I’m not sure anywhere I’ve been is as alien looking as Gold Butte’s Little Finland area. Roaming around the endless variety of forms in the acid and wind tortured rocks, one half expects Riddick to be staring at you from a dark recess high above, or to have the silence broken by approach of a drop ship full of space marines. Older names for the area are Hobgoblin’s Playground and Devil’s Fire. The area is so dense with detail that even after deleting everything I can bear, I’m still left with 130 pictures of this tiny area, after a single visit. It was extremely difficult for me to narrow it down to even the jumbo sized post you can read below.
When you visit, the weather and the time of day will greatly affect the look of the rocks and how you perceive it. When we were there the day started off sunny but slowly got more gloomy as time went on. I personally love cloudy days in the harsh desert. Shortly before sunset the sun briefly peaked out under the low clouds.
Little Finland is in the new Gold Butte National Monument. If you know where to look it’s clearly visible from just outside Valley of Fire State Park, and it’s made of the same stone.

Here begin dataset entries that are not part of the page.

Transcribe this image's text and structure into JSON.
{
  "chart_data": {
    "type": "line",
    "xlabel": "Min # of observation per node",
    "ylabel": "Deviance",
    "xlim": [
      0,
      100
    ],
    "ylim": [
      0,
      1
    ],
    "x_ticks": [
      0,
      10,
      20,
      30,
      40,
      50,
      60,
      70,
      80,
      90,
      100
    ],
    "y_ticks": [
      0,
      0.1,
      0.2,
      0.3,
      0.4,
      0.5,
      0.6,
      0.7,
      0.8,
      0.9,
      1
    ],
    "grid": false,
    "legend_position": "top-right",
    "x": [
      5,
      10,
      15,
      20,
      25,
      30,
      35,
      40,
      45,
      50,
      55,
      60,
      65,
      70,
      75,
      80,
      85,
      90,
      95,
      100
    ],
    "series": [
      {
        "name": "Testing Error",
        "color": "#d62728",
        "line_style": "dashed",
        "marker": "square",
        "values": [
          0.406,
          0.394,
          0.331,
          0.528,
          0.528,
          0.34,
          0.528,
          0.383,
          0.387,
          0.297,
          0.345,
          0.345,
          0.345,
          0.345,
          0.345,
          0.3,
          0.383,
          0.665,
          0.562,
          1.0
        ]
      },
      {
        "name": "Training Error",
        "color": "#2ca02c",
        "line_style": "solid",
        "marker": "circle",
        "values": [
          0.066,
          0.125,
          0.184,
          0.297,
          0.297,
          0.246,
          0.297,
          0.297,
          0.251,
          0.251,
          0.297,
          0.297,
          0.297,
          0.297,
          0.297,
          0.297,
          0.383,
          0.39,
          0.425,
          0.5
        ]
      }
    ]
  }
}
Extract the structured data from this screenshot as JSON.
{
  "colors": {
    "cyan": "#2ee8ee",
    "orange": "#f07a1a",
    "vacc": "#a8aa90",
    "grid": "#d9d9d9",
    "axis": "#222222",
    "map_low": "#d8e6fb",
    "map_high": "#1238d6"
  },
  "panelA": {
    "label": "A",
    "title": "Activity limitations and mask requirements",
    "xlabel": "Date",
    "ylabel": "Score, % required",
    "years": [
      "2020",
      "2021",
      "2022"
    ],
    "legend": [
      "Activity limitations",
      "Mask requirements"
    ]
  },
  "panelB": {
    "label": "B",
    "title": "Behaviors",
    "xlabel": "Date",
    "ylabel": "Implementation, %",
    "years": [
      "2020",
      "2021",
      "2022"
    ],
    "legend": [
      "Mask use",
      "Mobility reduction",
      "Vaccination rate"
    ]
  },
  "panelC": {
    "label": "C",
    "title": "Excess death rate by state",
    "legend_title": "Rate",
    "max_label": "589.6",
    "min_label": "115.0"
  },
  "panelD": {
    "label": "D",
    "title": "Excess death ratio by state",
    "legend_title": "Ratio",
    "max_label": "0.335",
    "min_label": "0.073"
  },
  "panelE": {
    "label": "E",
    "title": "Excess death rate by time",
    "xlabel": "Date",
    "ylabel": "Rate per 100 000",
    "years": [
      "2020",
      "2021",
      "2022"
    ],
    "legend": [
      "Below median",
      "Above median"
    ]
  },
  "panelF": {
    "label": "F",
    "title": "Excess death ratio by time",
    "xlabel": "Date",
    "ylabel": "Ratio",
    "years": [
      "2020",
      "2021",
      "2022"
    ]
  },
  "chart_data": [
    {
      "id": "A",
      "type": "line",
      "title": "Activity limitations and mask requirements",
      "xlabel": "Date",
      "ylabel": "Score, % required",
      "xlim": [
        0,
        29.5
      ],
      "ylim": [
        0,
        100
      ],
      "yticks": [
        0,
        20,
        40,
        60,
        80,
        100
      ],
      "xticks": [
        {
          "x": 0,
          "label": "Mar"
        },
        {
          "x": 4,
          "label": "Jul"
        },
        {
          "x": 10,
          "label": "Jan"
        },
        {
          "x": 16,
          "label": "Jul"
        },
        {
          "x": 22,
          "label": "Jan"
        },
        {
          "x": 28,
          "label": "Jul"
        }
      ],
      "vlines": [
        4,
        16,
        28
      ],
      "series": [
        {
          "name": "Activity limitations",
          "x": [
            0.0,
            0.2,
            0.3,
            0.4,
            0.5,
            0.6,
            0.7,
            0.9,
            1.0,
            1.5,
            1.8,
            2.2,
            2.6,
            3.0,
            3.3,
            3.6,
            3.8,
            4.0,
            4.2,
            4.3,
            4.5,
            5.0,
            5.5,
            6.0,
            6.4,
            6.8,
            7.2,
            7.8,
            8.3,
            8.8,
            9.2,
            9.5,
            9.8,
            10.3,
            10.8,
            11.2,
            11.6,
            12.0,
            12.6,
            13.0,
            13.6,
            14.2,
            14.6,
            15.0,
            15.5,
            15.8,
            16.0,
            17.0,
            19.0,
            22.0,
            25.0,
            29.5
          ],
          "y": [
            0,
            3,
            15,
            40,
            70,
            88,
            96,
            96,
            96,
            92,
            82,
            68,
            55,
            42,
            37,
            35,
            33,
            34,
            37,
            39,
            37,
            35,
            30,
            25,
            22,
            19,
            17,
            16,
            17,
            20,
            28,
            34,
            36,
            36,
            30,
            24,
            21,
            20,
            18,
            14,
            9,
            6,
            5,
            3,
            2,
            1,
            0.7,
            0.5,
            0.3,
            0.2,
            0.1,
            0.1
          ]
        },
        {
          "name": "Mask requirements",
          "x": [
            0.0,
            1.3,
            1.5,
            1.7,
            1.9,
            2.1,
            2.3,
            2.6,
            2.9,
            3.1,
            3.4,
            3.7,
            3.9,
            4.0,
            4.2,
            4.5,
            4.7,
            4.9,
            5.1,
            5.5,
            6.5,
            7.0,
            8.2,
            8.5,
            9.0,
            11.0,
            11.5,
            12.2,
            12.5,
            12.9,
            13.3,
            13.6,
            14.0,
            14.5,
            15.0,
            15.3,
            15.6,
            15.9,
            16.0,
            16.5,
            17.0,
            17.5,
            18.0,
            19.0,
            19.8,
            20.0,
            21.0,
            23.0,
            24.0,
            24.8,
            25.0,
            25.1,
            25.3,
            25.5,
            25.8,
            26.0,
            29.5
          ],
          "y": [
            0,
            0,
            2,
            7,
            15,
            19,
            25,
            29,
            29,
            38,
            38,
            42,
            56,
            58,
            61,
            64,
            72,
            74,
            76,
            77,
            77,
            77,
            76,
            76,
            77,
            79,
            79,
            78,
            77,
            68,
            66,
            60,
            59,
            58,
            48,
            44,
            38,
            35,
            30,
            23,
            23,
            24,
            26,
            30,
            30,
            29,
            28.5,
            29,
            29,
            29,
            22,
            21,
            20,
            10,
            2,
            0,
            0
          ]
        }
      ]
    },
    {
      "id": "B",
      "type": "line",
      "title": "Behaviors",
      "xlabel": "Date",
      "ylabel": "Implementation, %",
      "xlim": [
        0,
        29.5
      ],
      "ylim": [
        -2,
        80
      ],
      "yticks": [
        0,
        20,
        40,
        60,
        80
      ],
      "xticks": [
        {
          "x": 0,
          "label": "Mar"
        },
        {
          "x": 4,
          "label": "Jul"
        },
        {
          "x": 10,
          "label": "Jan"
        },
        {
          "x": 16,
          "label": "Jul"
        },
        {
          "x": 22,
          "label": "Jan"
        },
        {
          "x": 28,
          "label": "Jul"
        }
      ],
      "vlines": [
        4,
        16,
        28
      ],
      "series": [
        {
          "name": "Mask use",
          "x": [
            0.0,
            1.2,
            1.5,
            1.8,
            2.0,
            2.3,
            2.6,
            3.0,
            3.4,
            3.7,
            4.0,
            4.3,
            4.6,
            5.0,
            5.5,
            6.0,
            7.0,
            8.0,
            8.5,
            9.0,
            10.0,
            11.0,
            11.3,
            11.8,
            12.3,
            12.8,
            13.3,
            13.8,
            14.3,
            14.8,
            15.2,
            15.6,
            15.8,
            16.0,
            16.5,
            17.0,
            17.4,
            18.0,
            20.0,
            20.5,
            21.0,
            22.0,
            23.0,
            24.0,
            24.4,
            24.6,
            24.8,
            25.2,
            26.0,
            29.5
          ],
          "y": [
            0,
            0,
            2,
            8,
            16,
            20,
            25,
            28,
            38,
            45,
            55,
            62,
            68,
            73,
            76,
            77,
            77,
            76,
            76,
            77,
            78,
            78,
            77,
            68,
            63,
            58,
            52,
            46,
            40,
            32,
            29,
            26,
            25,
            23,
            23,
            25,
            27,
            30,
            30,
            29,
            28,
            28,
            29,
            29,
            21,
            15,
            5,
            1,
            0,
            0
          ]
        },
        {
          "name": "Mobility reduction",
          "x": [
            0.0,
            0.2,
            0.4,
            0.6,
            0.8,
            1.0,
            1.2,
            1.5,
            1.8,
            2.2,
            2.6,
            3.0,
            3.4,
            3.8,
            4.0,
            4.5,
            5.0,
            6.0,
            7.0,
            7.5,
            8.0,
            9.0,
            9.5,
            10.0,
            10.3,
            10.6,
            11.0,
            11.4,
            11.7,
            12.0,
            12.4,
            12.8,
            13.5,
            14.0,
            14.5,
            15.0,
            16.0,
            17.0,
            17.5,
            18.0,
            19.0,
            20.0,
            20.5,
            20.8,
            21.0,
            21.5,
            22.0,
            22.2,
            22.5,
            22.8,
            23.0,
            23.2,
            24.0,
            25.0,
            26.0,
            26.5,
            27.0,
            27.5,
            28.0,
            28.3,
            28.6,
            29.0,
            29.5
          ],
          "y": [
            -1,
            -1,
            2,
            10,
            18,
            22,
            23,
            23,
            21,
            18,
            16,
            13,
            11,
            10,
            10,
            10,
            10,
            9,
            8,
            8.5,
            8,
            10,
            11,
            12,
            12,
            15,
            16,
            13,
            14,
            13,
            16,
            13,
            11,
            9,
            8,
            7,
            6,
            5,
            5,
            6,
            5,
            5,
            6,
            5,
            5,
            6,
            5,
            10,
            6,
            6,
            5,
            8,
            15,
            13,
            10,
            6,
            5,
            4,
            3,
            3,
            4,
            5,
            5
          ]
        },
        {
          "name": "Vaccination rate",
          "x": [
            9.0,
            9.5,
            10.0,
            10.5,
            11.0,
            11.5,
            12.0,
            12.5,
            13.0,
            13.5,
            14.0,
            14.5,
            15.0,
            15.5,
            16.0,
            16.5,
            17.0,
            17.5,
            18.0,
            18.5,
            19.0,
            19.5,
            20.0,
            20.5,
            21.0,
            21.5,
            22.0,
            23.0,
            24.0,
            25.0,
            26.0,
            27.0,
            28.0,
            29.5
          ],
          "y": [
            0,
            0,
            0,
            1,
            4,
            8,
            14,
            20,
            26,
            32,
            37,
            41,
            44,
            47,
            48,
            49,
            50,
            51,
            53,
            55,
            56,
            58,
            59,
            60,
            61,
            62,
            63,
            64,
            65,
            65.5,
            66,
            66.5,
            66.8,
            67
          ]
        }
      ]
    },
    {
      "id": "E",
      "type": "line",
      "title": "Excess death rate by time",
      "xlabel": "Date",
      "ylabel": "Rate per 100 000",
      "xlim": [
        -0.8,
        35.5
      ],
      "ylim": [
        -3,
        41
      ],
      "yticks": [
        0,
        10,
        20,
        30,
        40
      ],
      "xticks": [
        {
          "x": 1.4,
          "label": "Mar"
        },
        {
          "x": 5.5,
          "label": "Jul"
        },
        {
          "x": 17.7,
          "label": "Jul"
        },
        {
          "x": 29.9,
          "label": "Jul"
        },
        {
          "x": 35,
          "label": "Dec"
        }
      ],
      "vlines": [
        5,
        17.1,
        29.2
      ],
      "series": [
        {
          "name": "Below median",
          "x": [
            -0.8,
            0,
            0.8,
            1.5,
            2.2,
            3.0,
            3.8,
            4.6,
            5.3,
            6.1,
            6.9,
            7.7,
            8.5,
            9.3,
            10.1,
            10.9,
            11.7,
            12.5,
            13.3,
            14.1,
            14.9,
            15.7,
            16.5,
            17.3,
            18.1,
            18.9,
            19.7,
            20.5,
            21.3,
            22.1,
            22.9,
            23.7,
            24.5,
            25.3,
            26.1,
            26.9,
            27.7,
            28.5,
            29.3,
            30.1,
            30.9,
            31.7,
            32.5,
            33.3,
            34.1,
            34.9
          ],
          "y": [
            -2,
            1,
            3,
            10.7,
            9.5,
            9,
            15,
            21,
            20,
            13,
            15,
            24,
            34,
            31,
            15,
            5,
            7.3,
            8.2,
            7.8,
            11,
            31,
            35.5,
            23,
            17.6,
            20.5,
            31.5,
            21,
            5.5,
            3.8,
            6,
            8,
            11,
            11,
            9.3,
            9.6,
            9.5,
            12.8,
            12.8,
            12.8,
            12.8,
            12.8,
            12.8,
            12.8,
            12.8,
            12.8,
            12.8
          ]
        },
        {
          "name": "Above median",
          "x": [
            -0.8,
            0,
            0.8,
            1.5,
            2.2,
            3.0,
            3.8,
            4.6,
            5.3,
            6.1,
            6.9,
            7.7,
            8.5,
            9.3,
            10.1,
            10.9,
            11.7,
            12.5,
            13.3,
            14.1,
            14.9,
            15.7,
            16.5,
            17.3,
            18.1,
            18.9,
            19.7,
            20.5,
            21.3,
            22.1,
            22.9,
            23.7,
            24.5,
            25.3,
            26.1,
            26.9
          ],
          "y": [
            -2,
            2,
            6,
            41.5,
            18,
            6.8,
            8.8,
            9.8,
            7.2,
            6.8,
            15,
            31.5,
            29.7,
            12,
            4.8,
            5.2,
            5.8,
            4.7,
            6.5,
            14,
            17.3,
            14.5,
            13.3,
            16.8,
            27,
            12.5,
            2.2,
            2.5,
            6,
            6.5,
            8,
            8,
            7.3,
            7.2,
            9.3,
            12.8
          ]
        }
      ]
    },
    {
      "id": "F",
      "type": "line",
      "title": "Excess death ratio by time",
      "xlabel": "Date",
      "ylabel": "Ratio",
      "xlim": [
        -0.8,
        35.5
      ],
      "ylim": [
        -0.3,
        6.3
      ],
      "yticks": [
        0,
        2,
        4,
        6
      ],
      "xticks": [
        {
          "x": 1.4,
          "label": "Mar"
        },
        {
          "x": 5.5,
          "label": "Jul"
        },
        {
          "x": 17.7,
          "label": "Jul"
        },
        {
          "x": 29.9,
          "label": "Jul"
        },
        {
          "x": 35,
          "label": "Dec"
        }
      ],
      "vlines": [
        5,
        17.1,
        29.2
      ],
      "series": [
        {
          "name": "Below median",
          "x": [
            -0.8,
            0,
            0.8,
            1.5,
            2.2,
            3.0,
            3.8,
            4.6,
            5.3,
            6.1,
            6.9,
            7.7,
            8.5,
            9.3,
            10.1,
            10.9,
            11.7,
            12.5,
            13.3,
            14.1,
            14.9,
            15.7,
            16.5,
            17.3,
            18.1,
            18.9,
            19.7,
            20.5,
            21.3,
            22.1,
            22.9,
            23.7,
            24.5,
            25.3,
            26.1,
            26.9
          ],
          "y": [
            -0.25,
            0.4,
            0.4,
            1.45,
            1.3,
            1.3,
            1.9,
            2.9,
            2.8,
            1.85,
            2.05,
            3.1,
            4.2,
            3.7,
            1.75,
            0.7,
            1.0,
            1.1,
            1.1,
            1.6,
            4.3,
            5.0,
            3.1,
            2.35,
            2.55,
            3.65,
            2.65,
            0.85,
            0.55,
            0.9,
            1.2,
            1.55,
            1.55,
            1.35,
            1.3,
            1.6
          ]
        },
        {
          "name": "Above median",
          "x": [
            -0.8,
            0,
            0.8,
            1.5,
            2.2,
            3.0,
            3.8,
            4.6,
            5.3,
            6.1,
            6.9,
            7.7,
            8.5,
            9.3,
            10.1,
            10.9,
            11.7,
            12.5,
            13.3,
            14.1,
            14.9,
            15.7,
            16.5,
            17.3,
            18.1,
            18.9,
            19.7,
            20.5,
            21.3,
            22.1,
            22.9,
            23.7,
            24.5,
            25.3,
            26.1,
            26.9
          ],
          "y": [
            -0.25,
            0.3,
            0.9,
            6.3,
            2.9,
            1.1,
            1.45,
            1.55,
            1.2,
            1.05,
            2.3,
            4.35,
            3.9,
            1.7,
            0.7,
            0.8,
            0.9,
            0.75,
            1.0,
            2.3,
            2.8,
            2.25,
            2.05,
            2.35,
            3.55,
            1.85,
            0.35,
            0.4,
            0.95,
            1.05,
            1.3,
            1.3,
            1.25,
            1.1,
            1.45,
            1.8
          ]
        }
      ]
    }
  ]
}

Despite being so close it takes several hours of driving to get there and it usually requires a high clearance 4×4. Those without a 4×4 who are looking for a larger adventure and who are in good shape can easily devise a long loop that connects Little Finland with several other areas of interest, including the Falling Man Petroglyphs, or even White Pockets.
To get to Little Finland I recommend studying maps and follow directions to the monument from I-15 Exit 112, following the paved Gold Butte Road to Whitney Pockets. Due to being largely lawless and unmanaged for several years this is the worst paved road I’ve been on anywhere in the United States that wasn’t already abandoned long ago. It’s worse than a maintained dirt road. In fact, despite the short milage I would plan for two hours of driving after you leave the Interstate. Maps on the BLM Site are terrible, so I’d check several sources for information, like Bird and Hike. It might even be useful to make GPS waypoints beforehand. Most of the drive after Whitney Pockets is down dry washes that alternate between rocky and sandy. I remember one rock shelf near the end that definitely required high clearance.
Even though there are a ton of pictures here, the Little Finland was our last destination of the day. I had seriously over optimistic aspirations to drive all the way to the eastern arm of Lake Mead via the old Scanlan Ferry Road, but after more than 3 hours of driving all the way to, and several miles past, the old Gold Butte townsite I realized that was a full day journey that probably required camping. So we turned around. Although there are areas of interest here and there in the Monument, the areas from Whitney Pockets to Little Finland are by far the most scenic of what I have seen so far.